The source of Natural Resources Minister Joe Oliver’s ideas – of a conspiracy between “environmental and other radical groups” that are working with “foreign special-interest groups” and “jet-setting celebrities” to prevent Canada from completing “any major project” – appears to be our Prime Minister.
Speaking in Vancouver last November, Stephen Harper said, “I think we’ll see significant American interests trying to line up against the Northern Gateway project, precisely because it's not in the interests of the United States. It's in the interests of Canada. … They'll funnel money through environmental groups and others in order to try to slow it down.”
Mr. Oliver's addition of the threat of “jet-setting celebrities” is a charmingly anachronistic touch, as if the rest of us still travel by boat or biplane. Unless of course he means actual jet-setting celebrities, from the age of the jet set. They are mostly dead now. Does the minister fear that Canada's industries are under attack by Zombie Sammy Davis Jr.? Even if that is what Mr. Oliver means, Mr. Harper's is still the more paranoid suggestion.
Mr. Harper insists that international environmental groups are working together, targeting individual projects, specifically to undermine our national sovereignty. Which is bizarre enough because, honestly, when has the left ever reached a consensus on anything? Is nobody infiltrating these groups?
They do some fine work, but I wouldn't want to be the one forced to organize the United Groups of the Left Potluck.

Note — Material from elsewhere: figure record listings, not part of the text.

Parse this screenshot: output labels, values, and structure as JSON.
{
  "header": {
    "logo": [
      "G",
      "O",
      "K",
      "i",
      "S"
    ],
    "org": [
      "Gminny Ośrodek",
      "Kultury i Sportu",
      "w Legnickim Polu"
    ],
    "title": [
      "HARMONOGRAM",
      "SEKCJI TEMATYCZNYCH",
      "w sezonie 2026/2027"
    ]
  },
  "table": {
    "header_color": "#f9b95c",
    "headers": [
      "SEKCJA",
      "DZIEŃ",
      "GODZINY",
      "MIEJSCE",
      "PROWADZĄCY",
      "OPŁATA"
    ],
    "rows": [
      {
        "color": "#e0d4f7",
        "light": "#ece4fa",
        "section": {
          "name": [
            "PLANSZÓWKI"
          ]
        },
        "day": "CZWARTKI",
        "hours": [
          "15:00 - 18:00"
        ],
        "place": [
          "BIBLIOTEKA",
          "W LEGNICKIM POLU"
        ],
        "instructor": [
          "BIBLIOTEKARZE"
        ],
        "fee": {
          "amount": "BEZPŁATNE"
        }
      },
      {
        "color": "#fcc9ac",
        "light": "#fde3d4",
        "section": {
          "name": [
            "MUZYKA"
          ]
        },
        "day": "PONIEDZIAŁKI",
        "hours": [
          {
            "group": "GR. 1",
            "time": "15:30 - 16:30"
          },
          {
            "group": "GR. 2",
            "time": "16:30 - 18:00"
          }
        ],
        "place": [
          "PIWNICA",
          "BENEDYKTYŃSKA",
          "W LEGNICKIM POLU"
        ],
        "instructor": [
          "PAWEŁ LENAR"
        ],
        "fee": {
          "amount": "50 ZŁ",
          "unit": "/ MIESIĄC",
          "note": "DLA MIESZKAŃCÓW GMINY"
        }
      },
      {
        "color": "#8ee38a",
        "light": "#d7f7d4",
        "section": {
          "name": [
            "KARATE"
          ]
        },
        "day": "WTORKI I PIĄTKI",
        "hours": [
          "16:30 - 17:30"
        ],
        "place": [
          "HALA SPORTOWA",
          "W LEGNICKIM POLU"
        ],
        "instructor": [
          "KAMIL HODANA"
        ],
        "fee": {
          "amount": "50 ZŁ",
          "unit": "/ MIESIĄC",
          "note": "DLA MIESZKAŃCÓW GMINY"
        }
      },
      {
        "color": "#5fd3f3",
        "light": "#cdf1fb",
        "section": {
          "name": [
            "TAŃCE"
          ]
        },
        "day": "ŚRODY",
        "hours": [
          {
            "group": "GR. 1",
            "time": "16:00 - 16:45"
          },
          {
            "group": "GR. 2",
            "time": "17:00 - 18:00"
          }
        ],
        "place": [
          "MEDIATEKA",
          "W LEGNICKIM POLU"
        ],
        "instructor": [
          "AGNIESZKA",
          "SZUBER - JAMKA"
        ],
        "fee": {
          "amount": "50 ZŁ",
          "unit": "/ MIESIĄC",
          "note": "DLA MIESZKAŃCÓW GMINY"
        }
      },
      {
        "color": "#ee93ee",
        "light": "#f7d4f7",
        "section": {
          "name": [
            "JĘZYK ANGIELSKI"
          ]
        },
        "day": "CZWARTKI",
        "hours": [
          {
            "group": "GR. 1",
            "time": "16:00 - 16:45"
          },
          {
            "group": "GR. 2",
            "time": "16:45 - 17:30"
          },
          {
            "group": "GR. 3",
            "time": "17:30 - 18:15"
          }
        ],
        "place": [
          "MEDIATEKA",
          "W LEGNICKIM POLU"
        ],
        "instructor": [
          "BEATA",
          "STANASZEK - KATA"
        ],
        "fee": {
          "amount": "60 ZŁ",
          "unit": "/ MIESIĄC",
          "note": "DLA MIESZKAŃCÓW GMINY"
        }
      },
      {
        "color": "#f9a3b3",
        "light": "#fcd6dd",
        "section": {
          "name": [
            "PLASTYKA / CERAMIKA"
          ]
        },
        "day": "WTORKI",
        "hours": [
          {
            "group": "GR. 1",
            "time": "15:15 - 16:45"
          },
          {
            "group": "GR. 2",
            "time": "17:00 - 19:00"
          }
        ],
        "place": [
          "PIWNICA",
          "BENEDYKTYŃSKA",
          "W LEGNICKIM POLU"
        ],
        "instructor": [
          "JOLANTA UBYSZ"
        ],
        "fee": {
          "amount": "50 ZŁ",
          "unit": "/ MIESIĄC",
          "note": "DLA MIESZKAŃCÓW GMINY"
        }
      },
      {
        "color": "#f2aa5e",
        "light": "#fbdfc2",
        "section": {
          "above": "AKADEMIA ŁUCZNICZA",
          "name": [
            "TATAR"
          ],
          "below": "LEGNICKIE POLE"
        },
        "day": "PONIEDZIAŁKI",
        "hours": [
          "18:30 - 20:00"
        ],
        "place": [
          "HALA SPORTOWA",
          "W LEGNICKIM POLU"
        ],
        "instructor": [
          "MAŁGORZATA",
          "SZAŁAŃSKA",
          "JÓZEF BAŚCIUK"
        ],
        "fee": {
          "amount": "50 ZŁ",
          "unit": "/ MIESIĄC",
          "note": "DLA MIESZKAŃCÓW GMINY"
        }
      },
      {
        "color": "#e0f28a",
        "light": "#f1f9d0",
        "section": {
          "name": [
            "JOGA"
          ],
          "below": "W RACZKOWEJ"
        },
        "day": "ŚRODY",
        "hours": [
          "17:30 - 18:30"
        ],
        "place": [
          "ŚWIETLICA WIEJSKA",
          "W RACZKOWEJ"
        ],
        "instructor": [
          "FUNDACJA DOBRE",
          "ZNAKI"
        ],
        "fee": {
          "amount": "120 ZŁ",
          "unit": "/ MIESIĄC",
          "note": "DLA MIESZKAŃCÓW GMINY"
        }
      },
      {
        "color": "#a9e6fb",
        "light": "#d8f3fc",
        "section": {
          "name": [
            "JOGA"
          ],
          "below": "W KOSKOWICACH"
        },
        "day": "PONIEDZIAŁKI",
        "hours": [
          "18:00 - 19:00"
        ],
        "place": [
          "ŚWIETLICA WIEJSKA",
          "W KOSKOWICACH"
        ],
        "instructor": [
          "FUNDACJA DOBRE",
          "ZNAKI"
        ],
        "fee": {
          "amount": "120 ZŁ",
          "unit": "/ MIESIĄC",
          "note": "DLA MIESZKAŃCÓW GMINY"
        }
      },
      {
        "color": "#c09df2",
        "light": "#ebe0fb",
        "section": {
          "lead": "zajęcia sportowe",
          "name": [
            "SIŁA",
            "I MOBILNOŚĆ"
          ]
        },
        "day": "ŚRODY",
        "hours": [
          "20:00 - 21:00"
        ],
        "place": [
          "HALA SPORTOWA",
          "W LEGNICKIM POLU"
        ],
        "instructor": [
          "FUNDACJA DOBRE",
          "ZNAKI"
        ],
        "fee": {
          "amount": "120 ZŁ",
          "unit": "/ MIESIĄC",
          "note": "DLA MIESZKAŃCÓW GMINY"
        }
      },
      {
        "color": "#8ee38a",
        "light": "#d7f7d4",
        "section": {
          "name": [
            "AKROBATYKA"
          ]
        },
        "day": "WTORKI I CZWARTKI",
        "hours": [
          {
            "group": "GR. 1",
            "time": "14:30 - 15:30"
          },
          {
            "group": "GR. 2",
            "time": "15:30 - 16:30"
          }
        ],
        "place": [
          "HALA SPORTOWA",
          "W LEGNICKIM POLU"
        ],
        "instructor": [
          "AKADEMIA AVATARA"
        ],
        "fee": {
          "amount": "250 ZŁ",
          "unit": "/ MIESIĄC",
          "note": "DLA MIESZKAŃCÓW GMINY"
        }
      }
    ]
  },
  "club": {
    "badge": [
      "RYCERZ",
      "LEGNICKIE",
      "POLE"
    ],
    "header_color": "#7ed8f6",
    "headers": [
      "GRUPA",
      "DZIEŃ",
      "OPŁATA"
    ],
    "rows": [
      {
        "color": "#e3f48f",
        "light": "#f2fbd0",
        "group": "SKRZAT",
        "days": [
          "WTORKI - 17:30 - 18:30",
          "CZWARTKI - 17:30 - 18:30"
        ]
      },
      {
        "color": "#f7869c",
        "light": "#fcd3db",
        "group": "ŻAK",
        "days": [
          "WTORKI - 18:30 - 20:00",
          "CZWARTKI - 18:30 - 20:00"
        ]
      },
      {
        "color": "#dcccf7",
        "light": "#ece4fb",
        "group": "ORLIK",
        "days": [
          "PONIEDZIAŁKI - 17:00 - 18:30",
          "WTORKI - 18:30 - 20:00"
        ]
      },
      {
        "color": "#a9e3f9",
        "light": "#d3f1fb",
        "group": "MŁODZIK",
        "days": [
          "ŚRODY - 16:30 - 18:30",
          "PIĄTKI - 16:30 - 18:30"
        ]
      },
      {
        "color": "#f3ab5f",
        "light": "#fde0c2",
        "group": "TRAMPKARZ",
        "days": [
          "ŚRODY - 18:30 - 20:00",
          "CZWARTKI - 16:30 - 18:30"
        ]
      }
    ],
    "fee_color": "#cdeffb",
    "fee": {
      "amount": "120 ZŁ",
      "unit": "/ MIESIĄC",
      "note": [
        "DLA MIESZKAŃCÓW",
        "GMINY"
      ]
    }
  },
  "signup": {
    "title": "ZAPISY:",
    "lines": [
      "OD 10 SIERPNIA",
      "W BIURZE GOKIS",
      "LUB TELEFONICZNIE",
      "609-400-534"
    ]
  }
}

It would take 122 votes just to agree on who was going to bring the tabbouleh.
But, more strangely, Mr. Harper also wants us to trust him that these environmentalists are working hand in hand with American politicians and businesses.
Are we meant to believe that the environmental groups' massive outcry against the Keystone XL pipeline (which apparently led U.S. President Barack Obama to delay the project) was an elaborately staged ploy? That environmentalists defeated the Keystone pipeline that their secret masters wanted, because it would have brought oil to the United States, only so that later they would have the credibility to defeat the Gateway pipeline their secret masters oppose, because it threatens to take Canadian oil elsewhere?
That seems unlikely. But perhaps that conflict is when these two once-opposing parties met.
In the distant past of the past few years, when the Canadian government was not as delicate about foreign intervention as they're claiming to be now, they lobbied hard for the approval of Keystone, as did the American oil industry, both against the environmental groups.
Really, you would have thought these last two had nothing in common. You would have thought that they hated each other! Why, I'll bet that when that free-spirited, winsome creature (with a touch of fire about her) that is the Environmental Movement met that staid, goal-oriented, grey-suited entity that is American Big Oil, you could have cut the tension with a knife.
And then I'll bet the Environmental Movement did something maddeningly endearing with her pen in a meeting, before she spilled the contents of her purse, and then while American Big Oil helped her pick up her things, he said something witty and self-deprecating – perhaps about the mess he made in the Gulf of Mexico. And then they had a moment, and then they had a fight, and then eventually they had sex on the desk and the Canadian lobbyists walked in on them in the middle of it, which was kind of hilarious, and you guessed it – yes, it's worse than we imagined: This whole thing is just another crappy American romcom.
They fell in love, American Big Oil and the Environmental Movement, and apparently they've decided that, as different as they are, they both really hate Canada.
That's right, Canada. They hate the “Canadian families” that Joe Oliver has vowed to protect – all those families sitting on shovel-ready oil wells in their backyards, under the skating rink that dad makes every winter – families being prevented from realizing their dream by the entire cast of the Gillette Cavalcade of Stars, who now eat brains because they were brought back to life by the unlikely pairing of American Big Oil and the Environmental Movement.
Help us, Mr. Oliver! Help us, Mr. Harper! Do something! We've seen the road-trip segment and the missing-each-other montage. Now do something before we have to see the bit where she helps him reconnect with his dad.